第153話 親子団らん

 その二日後、もうそろそろ昼にさしかかろうという頃、別邸は大騒ぎで一台の馬車を迎えていた。

 ルークとスズヤが来たのだろう、とすぐに分かった。


 ルークが一人でこっちに来る場合は、鷲に乗ってサッと半日でやってくるのが常なのだが、スズヤも来る場合はそうもいかない。

 鷲は二人乗りができないため、二人で馬車に乗って来ることになる。

 たまに夫婦で出席しなければいけない行事のときは、いつもこうして王都に来るのだが、鈍足の馬車なので、急いで三日、のんびり来ると四日くらいはかかる。
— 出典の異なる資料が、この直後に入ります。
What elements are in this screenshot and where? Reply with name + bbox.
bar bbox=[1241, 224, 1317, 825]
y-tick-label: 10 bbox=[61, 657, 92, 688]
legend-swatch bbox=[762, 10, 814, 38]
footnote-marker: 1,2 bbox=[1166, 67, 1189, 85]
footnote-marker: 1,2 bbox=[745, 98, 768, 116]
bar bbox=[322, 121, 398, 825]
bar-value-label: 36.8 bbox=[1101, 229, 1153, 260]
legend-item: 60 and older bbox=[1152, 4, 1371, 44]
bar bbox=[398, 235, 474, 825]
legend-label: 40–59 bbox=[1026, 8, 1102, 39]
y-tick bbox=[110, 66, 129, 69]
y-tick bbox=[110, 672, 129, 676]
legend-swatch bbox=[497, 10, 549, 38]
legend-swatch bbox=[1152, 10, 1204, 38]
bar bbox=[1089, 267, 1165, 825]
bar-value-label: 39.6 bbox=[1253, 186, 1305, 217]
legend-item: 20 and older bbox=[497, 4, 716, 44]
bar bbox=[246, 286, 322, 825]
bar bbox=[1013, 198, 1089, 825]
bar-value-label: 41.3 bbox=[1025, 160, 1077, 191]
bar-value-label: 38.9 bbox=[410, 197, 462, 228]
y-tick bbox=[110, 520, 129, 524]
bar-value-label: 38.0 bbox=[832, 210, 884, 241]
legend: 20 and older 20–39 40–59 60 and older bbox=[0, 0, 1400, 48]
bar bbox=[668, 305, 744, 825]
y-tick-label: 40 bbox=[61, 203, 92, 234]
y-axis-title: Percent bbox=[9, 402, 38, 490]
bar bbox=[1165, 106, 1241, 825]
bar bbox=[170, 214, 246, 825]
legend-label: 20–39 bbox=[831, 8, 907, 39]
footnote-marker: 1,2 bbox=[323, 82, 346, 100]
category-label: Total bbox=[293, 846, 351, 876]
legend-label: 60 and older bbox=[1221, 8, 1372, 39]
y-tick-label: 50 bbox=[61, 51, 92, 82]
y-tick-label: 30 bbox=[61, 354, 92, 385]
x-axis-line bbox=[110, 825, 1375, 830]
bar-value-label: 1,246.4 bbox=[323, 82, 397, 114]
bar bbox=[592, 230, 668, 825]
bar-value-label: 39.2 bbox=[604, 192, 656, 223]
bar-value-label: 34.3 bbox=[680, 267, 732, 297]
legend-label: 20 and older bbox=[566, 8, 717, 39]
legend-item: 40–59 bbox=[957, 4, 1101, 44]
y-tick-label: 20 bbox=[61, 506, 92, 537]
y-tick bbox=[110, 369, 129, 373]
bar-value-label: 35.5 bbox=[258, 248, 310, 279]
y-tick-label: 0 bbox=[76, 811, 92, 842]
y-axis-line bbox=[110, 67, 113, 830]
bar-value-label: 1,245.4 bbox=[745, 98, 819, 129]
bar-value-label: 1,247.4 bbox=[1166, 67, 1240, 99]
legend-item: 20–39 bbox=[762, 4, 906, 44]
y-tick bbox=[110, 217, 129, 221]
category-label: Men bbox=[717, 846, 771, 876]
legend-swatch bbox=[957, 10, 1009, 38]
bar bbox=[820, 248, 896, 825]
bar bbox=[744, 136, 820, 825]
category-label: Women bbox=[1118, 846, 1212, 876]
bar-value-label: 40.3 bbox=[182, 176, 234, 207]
 大名行列ではないが、ルークほどの立場の人間が乗った馬車は、三十騎ほどの軽装の鳥騎兵と、七十人ほどの歩兵を随伴してやってくる。

 騎兵が軽装なのは、カケドリは馬より体力がないので、鉄を多く纏った重装の人間を背に乗せて、何日も行軍することはできないからだ。

 じゃあ馬に乗ればいいだろう、という話になるのだが、その辺りはやはり大名行列と同じで、格好良さを優先してこうなっているらしい。


 どちらかというと、馬に乗っている騎士より、トリに乗っている騎士のほうが格式が高いといった風潮があるためだ。

 実のところ、馬のほうがカケドリより体重がずっと重いので、歩兵の集団などに突っ込んだ場合の突撃衝力は馬のほうが勝る部分がある。

 なので俺としてはこの信仰はどうかと思うのだが、これにはカケドリでないと騎馬民族の弓騎兵に対処できなかったという歴史の経緯があるので、仕方がない部分もある。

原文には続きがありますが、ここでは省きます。